In conclusion, our four patients with NDDs and insomnia had variable but promising responses to treatment with suvorexant. The use of DORAs in patients with NDDs must be approached with caution given the lack of current safety and efficacy data in pediatric and NDD populations. Off-label use may be appropriate in cases when no established treatment works if caution is used and side effects are closely monitored, but this needs to be studied further. Specifically, clinicians should discuss the limitations to our current knowledge base about the effects of suvorexant on children with NDDs (as no rigorous clinical trials have been completed), the known side effects from studies of other populations (e.g., abnormal dreams, daytime drowsiness, dry mouth), the possibility of paradoxical or unknown side effects, and the importance of starting at low doses and titrating slowly to find the minimal effective dose.
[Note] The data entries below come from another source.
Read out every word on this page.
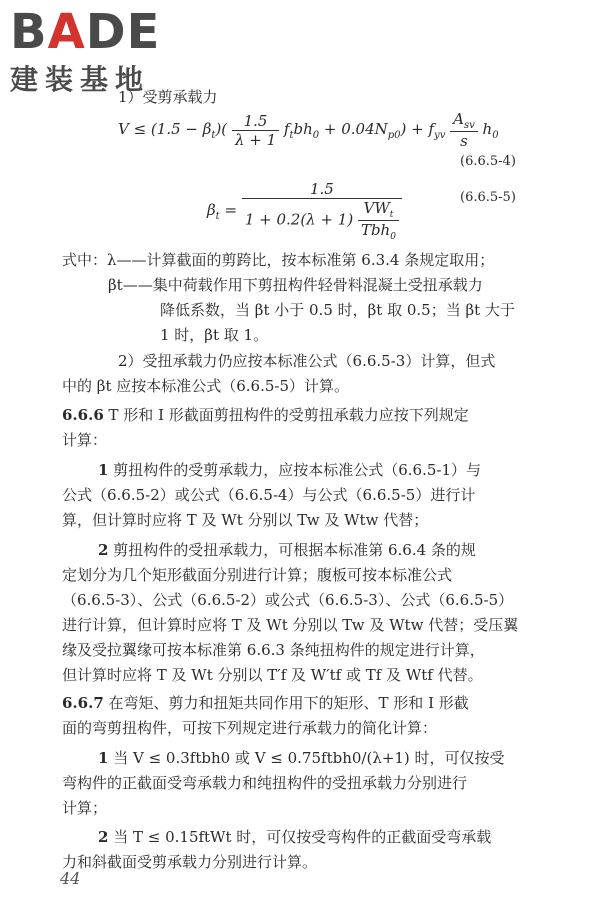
BADE
建装基地
1）受剪承载力
$V \le (1.5 - \beta_t)( \frac{1.5}{\lambda + 1} f_tbh_0 + 0.04N_{p0}) + f_{yv} \frac{A_{sv}}{s} h_0$
(6.6.5-4)
$\beta_t = \frac{1.5}{1 + 0.2(\lambda + 1) \frac{VW_t}{Tbh_0}}$	(6.6.5-5)
式中：λ——计算截面的剪跨比，按本标准第 6.3.4 条规定取用；
βt——集中荷载作用下剪扭构件轻骨料混凝土受扭承载力
降低系数，当 βt 小于 0.5 时，βt 取 0.5；当 βt 大于
1 时，βt 取 1。
2）受扭承载力仍应按本标准公式（6.6.5-3）计算，但式
中的 βt 应按本标准公式（6.6.5-5）计算。
6.6.6 T 形和 I 形截面剪扭构件的受剪扭承载力应按下列规定
计算：
1 剪扭构件的受剪承载力，应按本标准公式（6.6.5-1）与
公式（6.6.5-2）或公式（6.6.5-4）与公式（6.6.5-5）进行计
算，但计算时应将 T 及 Wt 分别以 Tw 及 Wtw 代替；
2 剪扭构件的受扭承载力，可根据本标准第 6.6.4 条的规
定划分为几个矩形截面分别进行计算；腹板可按本标准公式
（6.6.5-3）、公式（6.6.5-2）或公式（6.6.5-3）、公式（6.6.5-5）
进行计算，但计算时应将 T 及 Wt 分别以 Tw 及 Wtw 代替；受压翼
缘及受拉翼缘可按本标准第 6.6.3 条纯扭构件的规定进行计算，
但计算时应将 T 及 Wt 分别以 T′f 及 W′tf 或 Tf 及 Wtf 代替。
6.6.7 在弯矩、剪力和扭矩共同作用下的矩形、T 形和 I 形截
面的弯剪扭构件，可按下列规定进行承载力的简化计算：
1 当 V ≤ 0.3ftbh0 或 V ≤ 0.75ftbh0/(λ+1) 时，可仅按受
弯构件的正截面受弯承载力和纯扭构件的受扭承载力分别进行
计算；
2 当 T ≤ 0.15ftWt 时，可仅按受弯构件的正截面受弯承载
力和斜截面受剪承载力分别进行计算。
44
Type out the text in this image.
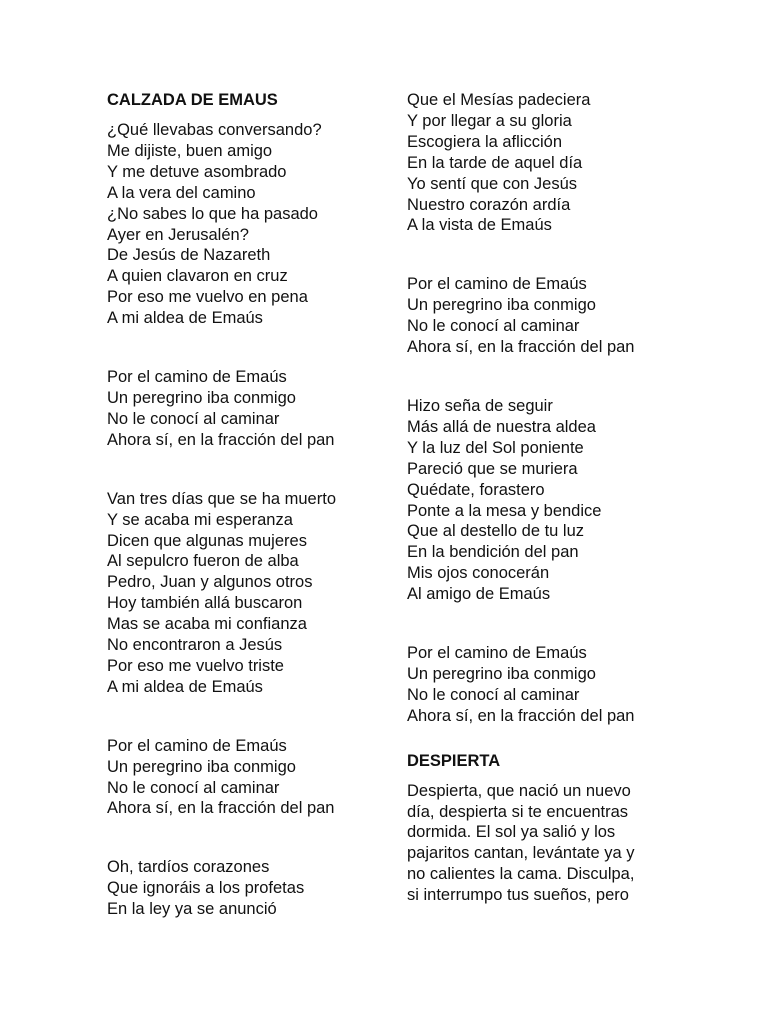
CALZADA DE EMAUS
¿Qué llevabas conversando?
Me dijiste, buen amigo
Y me detuve asombrado
A la vera del camino
¿No sabes lo que ha pasado
Ayer en Jerusalén?
De Jesús de Nazareth
A quien clavaron en cruz
Por eso me vuelvo en pena
A mi aldea de Emaús
Por el camino de Emaús
Un peregrino iba conmigo
No le conocí al caminar
Ahora sí, en la fracción del pan
Van tres días que se ha muerto
Y se acaba mi esperanza
Dicen que algunas mujeres
Al sepulcro fueron de alba
Pedro, Juan y algunos otros
Hoy también allá buscaron
Mas se acaba mi confianza
No encontraron a Jesús
Por eso me vuelvo triste
A mi aldea de Emaús
Por el camino de Emaús
Un peregrino iba conmigo
No le conocí al caminar
Ahora sí, en la fracción del pan
Oh, tardíos corazones
Que ignoráis a los profetas
En la ley ya se anunció
Que el Mesías padeciera
Y por llegar a su gloria
Escogiera la aflicción
En la tarde de aquel día
Yo sentí que con Jesús
Nuestro corazón ardía
A la vista de Emaús
Por el camino de Emaús
Un peregrino iba conmigo
No le conocí al caminar
Ahora sí, en la fracción del pan
Hizo seña de seguir
Más allá de nuestra aldea
Y la luz del Sol poniente
Pareció que se muriera
Quédate, forastero
Ponte a la mesa y bendice
Que al destello de tu luz
En la bendición del pan
Mis ojos conocerán
Al amigo de Emaús
Por el camino de Emaús
Un peregrino iba conmigo
No le conocí al caminar
Ahora sí, en la fracción del pan
DESPIERTA
Despierta, que nació un nuevo
día, despierta si te encuentras
dormida. El sol ya salió y los
pajaritos cantan, levántate ya y
no calientes la cama. Disculpa,
si interrumpo tus sueños, pero
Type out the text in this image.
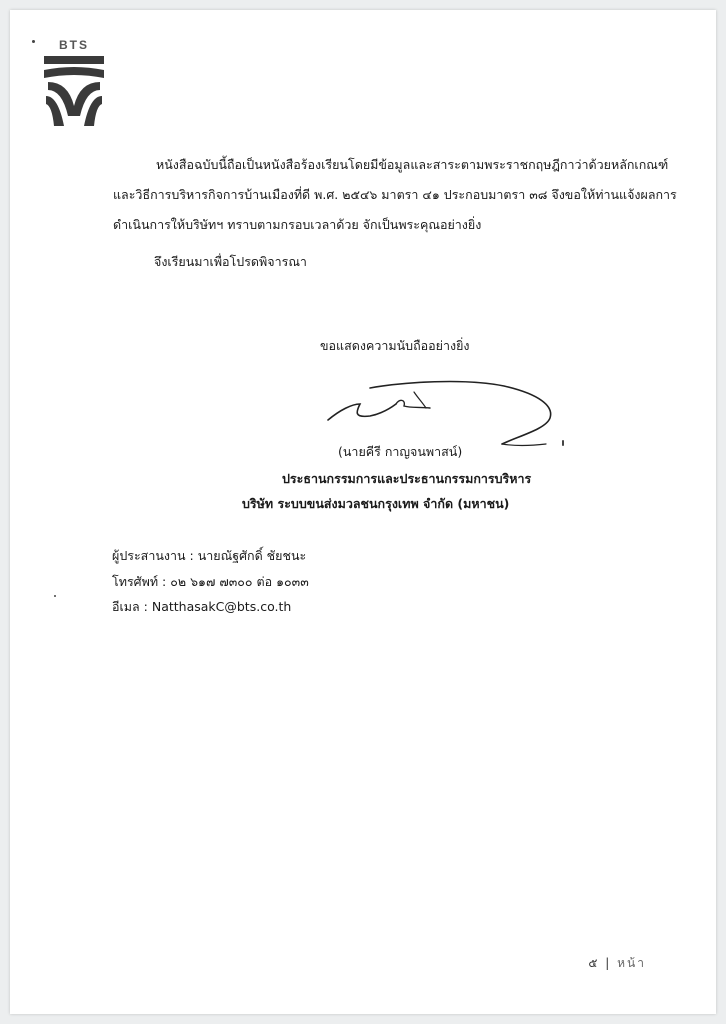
BTS
หนังสือฉบับนี้ถือเป็นหนังสือร้องเรียนโดยมีข้อมูลและสาระตามพระราชกฤษฎีกาว่าด้วยหลักเกณฑ์
และวิธีการบริหารกิจการบ้านเมืองที่ดี พ.ศ. ๒๕๔๖ มาตรา ๔๑ ประกอบมาตรา ๓๘ จึงขอให้ท่านแจ้งผลการ
ดำเนินการให้บริษัทฯ ทราบตามกรอบเวลาด้วย จักเป็นพระคุณอย่างยิ่ง
จึงเรียนมาเพื่อโปรดพิจารณา
ขอแสดงความนับถืออย่างยิ่ง
(นายคีรี กาญจนพาสน์)
ประธานกรรมการและประธานกรรมการบริหาร
บริษัท ระบบขนส่งมวลชนกรุงเทพ จำกัด (มหาชน)
ผู้ประสานงาน : นายณัฐศักดิ์ ชัยชนะ
โทรศัพท์ : ๐๒ ๖๑๗ ๗๓๐๐ ต่อ ๑๐๓๓
อีเมล : NatthasakC@bts.co.th
๕ | หน้า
One limitation to our study was that our patients did not have specialized sleep evaluations that included polysomnography or actigraphy. Insomnia diagnoses were made based on clinical history, reflective of the common clinical situation most providers are faced with when treating sleep disorders in patients with NDDs. However, in future clinical studies to establish safety and efficacy and to identify predictors of DORA response in patients with NDDs, a more formalized sleep assessment will be beneficial to establish a definitive insomnia diagnosis and assure a more homogeneous study population.